每年第一个上场的都是这样的愣头青,不知道从哪找来的野花,花不漂亮,口气往往一个比一个大。
台下的观众顿时传来一阵嘘声,很多人跟着瞎起哄:“别遮遮掩掩的,把你的花亮出来啊!”
此人正是姚沉,被这么一起哄,没有怯场,稳反而稳站在台上。
他将花盆放在桌子上,慢慢罩在花盆上的衣服拉开,也不讲究,直接将衣服揉成一团就塞进了裤子里。
大家已经来不及嗤笑这种没见过世面的不讲究,目光都被台上的花给吸引过去了。
几秒钟后一片哗然。
在场的,即使是看热闹的,哪个不算圈内人?不说能力,眼力还是有的。
绝品。
这是绝品啊!
绝品,自然是指市面上从未出现过,但是品相极其优秀的花卉,品相极其优秀已经极为难得,更别说孤品所赋予的价值!

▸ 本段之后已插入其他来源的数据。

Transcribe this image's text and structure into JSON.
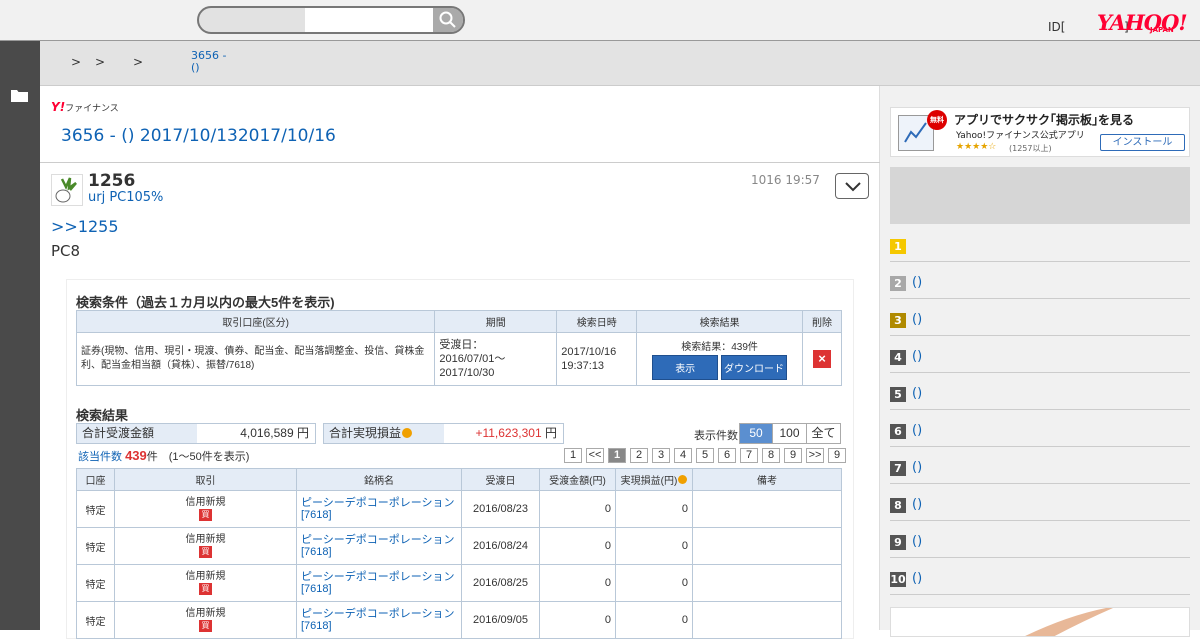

一大半抱着花赶来的人,都是准备上半场上去凑凑热闹,一开场就来个绝品,谁还敢自不量力跑上去找难堪?
其他参赛选手此时已经在心底骂开了——
我擦,这小子不守规矩啊,不知道越好的花越晚出来,好让别人显摆显摆么?不知道好货要捂着,最后拿来压轴么?
不知道尊老爱先来后到,给前辈让让路么?
姚沉心里哪还顾着什么规矩,在他看来现在每多一秒钟,就离生命危险近了一分。
虽然常理上,姚家吃个家宴然后被老爷子拉去谈个话,少说没有三个小时是不可能被放回去的。可是,他四哥姚守压根不能用常理去推断啊,在危险面前规矩已经完全不值得一提了。
他要做的,就是速战速决。
花宴举办这么些年来,第一次一开场,有人捧着绝品的花卉就上台了。
但是你要说违反赛制,姚沉是真的没有违反任何赛制,毕竟规矩只是约定俗成的,并没有写入参赛规则之中,现在去翻阅花宴的参赛守则,没有一条能够让姚小七从台上下来歇会的条款。

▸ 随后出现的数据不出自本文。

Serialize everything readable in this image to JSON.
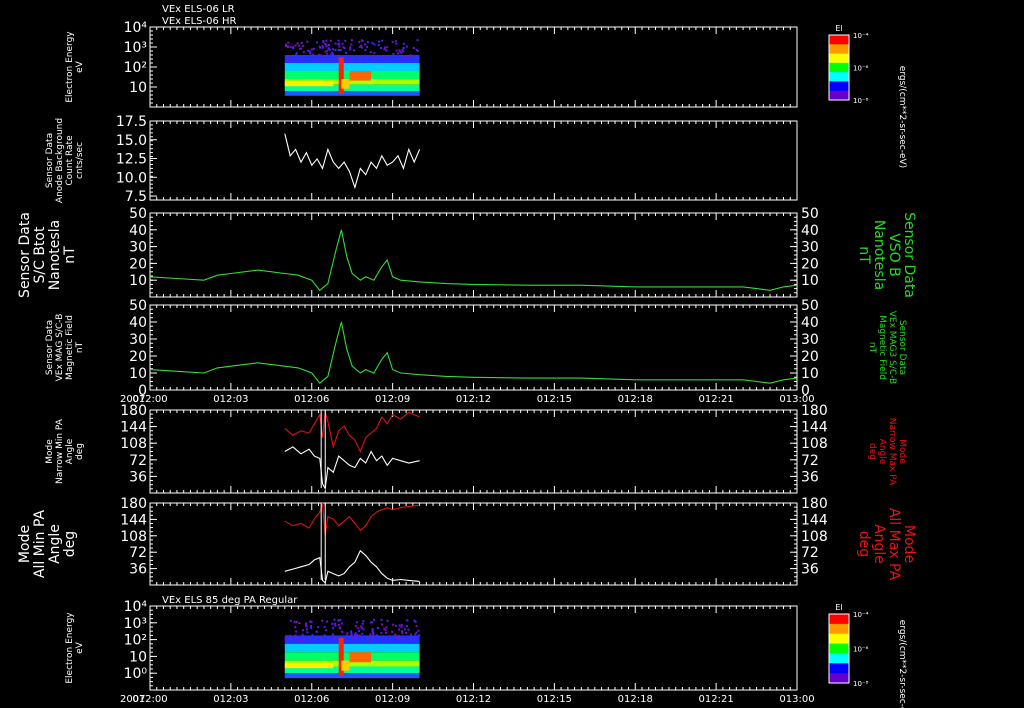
{
  "header": {
    "line1": "VEx ELS-06 LR",
    "line2": "VEx ELS-06 HR",
    "panel7_title": "VEx ELS 85 deg PA Regular"
  },
  "x_axis": {
    "year": "2007",
    "ticks": [
      "012:00",
      "012:03",
      "012:06",
      "012:09",
      "012:12",
      "012:15",
      "012:18",
      "012:21",
      "013:00"
    ]
  },
  "colorbar": {
    "label": "El",
    "units": "ergs/(cm**2-sr-sec-eV)",
    "ticks": [
      "10⁻⁴",
      "10⁻⁶",
      "10⁻⁸"
    ],
    "colors": [
      "#ff0000",
      "#ff9900",
      "#ffff00",
      "#00ff00",
      "#00ffff",
      "#0000ff",
      "#6600cc"
    ]
  },
  "colors": {
    "trace_white": "#ffffff",
    "trace_green": "#33dd33",
    "trace_red": "#dd1111",
    "label_green": "#22dd22",
    "label_red": "#ee1111"
  },
  "chart_data": [
    {
      "id": "p1",
      "type": "heatmap",
      "ylabel": [
        "Electron Energy",
        "eV"
      ],
      "ytick_labels": [
        "10⁴",
        "10³",
        "10²",
        "10"
      ],
      "activity_window": [
        "012:05",
        "012:10"
      ]
    },
    {
      "id": "p2",
      "type": "line",
      "ylabel": [
        "Sensor Data",
        "Anode Background",
        "Count Rate",
        "cnts/sec"
      ],
      "ylim": [
        5.0,
        17.5
      ],
      "ytick_labels": [
        "17.5",
        "15.0",
        "12.5",
        "10.0",
        "7.5"
      ],
      "series": [
        {
          "x": [
            5.0,
            5.2,
            5.4,
            5.6,
            5.8,
            6.0,
            6.2,
            6.4,
            6.6,
            6.8,
            7.0,
            7.2,
            7.4,
            7.6,
            7.8,
            8.0,
            8.2,
            8.4,
            8.6,
            8.8,
            9.0,
            9.2,
            9.4,
            9.6,
            9.8,
            10.0
          ],
          "y": [
            15.5,
            12,
            13,
            11,
            12.5,
            10.5,
            11.5,
            10,
            13,
            11,
            10,
            11,
            9.5,
            7,
            10,
            9,
            11,
            10,
            12,
            10.5,
            11,
            12,
            10,
            13,
            11,
            13
          ]
        }
      ]
    },
    {
      "id": "p3",
      "type": "line",
      "ylabel": [
        "Sensor Data",
        "S/C Btot",
        "Nanotesla",
        "nT"
      ],
      "ylabel_right": [
        "Sensor Data",
        "VSO B",
        "Nanotesla",
        "nT"
      ],
      "ylim": [
        0,
        50
      ],
      "ytick_labels": [
        "50",
        "40",
        "30",
        "20",
        "10"
      ],
      "series": [
        {
          "x": [
            0,
            1,
            2,
            2.5,
            3,
            4,
            5,
            5.5,
            6,
            6.3,
            6.6,
            6.9,
            7.1,
            7.3,
            7.5,
            7.8,
            8,
            8.3,
            8.6,
            8.8,
            9,
            9.3,
            10,
            11,
            12,
            14,
            16,
            18,
            20,
            22,
            22.5,
            23,
            23.5,
            24
          ],
          "y": [
            12,
            11,
            10,
            13,
            14,
            16,
            14,
            13,
            10,
            4,
            8,
            28,
            40,
            24,
            14,
            10,
            12,
            10,
            18,
            22,
            12,
            10,
            9,
            8,
            7.5,
            7,
            7,
            6,
            6,
            6,
            5,
            4,
            6,
            7
          ]
        }
      ]
    },
    {
      "id": "p4",
      "type": "line",
      "ylabel": [
        "Sensor Data",
        "VEx MAG S/C-B",
        "Magnetic Field",
        "nT"
      ],
      "ylabel_right": [
        "Sensor Data",
        "VEx MAG3 S/C-B",
        "Magnetic Field",
        "nT"
      ],
      "ylim": [
        0,
        50
      ],
      "ytick_labels": [
        "50",
        "40",
        "30",
        "20",
        "10",
        "0"
      ],
      "series": [
        {
          "x": [
            0,
            1,
            2,
            2.5,
            3,
            4,
            5,
            5.5,
            6,
            6.3,
            6.6,
            6.9,
            7.1,
            7.3,
            7.5,
            7.8,
            8,
            8.3,
            8.6,
            8.8,
            9,
            9.3,
            10,
            11,
            12,
            14,
            16,
            18,
            20,
            22,
            22.5,
            23,
            23.5,
            24
          ],
          "y": [
            12,
            11,
            10,
            13,
            14,
            16,
            14,
            13,
            10,
            4,
            8,
            28,
            40,
            24,
            14,
            10,
            12,
            10,
            18,
            22,
            12,
            10,
            9,
            8,
            7.5,
            7,
            7,
            6,
            6,
            6,
            5,
            4,
            6,
            7
          ]
        }
      ]
    },
    {
      "id": "p5",
      "type": "line",
      "ylabel": [
        "Mode",
        "Narrow Min PA",
        "Angle",
        "deg"
      ],
      "ylabel_right": [
        "Mode",
        "Narrow Max PA",
        "Angle",
        "deg"
      ],
      "ylim": [
        0,
        180
      ],
      "ytick_labels": [
        "180",
        "144",
        "108",
        "72",
        "36"
      ],
      "series": [
        {
          "x": [
            5,
            5.3,
            5.6,
            5.9,
            6.1,
            6.3,
            6.4,
            6.5,
            6.6,
            6.8,
            7,
            7.2,
            7.4,
            7.6,
            7.8,
            8,
            8.2,
            8.4,
            8.6,
            8.8,
            9,
            9.3,
            9.6,
            10
          ],
          "y": [
            90,
            100,
            85,
            95,
            80,
            75,
            20,
            10,
            55,
            45,
            80,
            70,
            60,
            55,
            75,
            65,
            90,
            70,
            80,
            60,
            75,
            70,
            65,
            70
          ]
        },
        {
          "x": [
            5,
            5.3,
            5.6,
            5.9,
            6.1,
            6.3,
            6.4,
            6.5,
            6.6,
            6.8,
            7,
            7.2,
            7.4,
            7.6,
            7.8,
            8,
            8.2,
            8.4,
            8.6,
            8.8,
            9,
            9.3,
            9.6,
            10
          ],
          "y": [
            140,
            125,
            135,
            130,
            150,
            170,
            120,
            175,
            155,
            100,
            135,
            145,
            125,
            115,
            90,
            120,
            130,
            140,
            165,
            150,
            170,
            160,
            175,
            165
          ]
        }
      ]
    },
    {
      "id": "p6",
      "type": "line",
      "ylabel": [
        "Mode",
        "All Min PA",
        "Angle",
        "deg"
      ],
      "ylabel_right": [
        "Mode",
        "All Max PA",
        "Angle",
        "deg"
      ],
      "ylim": [
        0,
        180
      ],
      "ytick_labels": [
        "180",
        "144",
        "108",
        "72",
        "36"
      ],
      "series": [
        {
          "x": [
            5,
            5.3,
            5.6,
            5.9,
            6.1,
            6.3,
            6.4,
            6.5,
            6.6,
            6.8,
            7,
            7.2,
            7.4,
            7.6,
            7.8,
            8,
            8.2,
            8.4,
            8.6,
            8.8,
            9,
            9.3,
            9.6,
            10
          ],
          "y": [
            30,
            35,
            40,
            45,
            55,
            60,
            10,
            5,
            30,
            25,
            20,
            25,
            40,
            50,
            75,
            65,
            50,
            40,
            25,
            15,
            10,
            12,
            10,
            8
          ]
        },
        {
          "x": [
            5,
            5.3,
            5.6,
            5.9,
            6.1,
            6.3,
            6.4,
            6.5,
            6.6,
            6.8,
            7,
            7.2,
            7.4,
            7.6,
            7.8,
            8,
            8.2,
            8.4,
            8.6,
            8.8,
            9,
            9.3,
            9.6,
            10
          ],
          "y": [
            140,
            130,
            135,
            125,
            145,
            160,
            180,
            110,
            150,
            145,
            130,
            140,
            150,
            135,
            120,
            130,
            150,
            160,
            165,
            170,
            165,
            170,
            172,
            175
          ]
        }
      ]
    },
    {
      "id": "p7",
      "type": "heatmap",
      "ylabel": [
        "Electron Energy",
        "eV"
      ],
      "ytick_labels": [
        "10⁴",
        "10³",
        "10²",
        "10",
        "10⁰"
      ],
      "activity_window": [
        "012:05",
        "012:10"
      ]
    }
  ]
}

无奈,面对直播镜头,主办方心里恨不得将姚小七从台上拉下来,但是面上依旧一副欢迎至极的姿态。
主持人面对鸦雀无动静的台下,只能急急忙忙又被赶上去救场:“相信各位选手各位观众已经看到了,咱们第一位选手已经下了战贴,用一盆‘绝品’的花卉,给我们的花宴开了一个好头,究竟那位参赛选手的花卉,能够和这位先生比个高下呢?很好,这位先生……”
主持人手指着的方向,摄像头就一同转了过去,一位穿着西装的男人,怀里抱着的是一盆黑色的兰花,表情有些沮丧,黑色的花卉本就稀奇,更何况是兰花。
但是被指着的人自己有些茫然:“你们在说我,不行……”
“是的,这位先生,我们对于你的勇气,给予最大的肯定……”主持人拉到壮丁之后,见到西装男抱着花盆,立在原地迟迟不动,一个眼神扫了过去。
角落里走出两个黑衣人,带着邀请的手势,近乎是架着西装男,就那么上了台。
真正的“墨兰”对上绝品花卉,第一场到这也还算勉强好看,一排评委们各抒己见,轮流赞美,然后发表下自己的鉴花感想,顺便发散下思维,谈一些自己人生经历或者悟出的道理。
无论经历是发人深省还是感人泪下,一个字,拖!
往常一场花宴你来我往争奇斗艳波澜四起……怎么算也需要三个小时打底,可是姚沉的出现彻底打乱了花宴的节奏,如果还按照以往的路子走,撑得过三十分钟都难。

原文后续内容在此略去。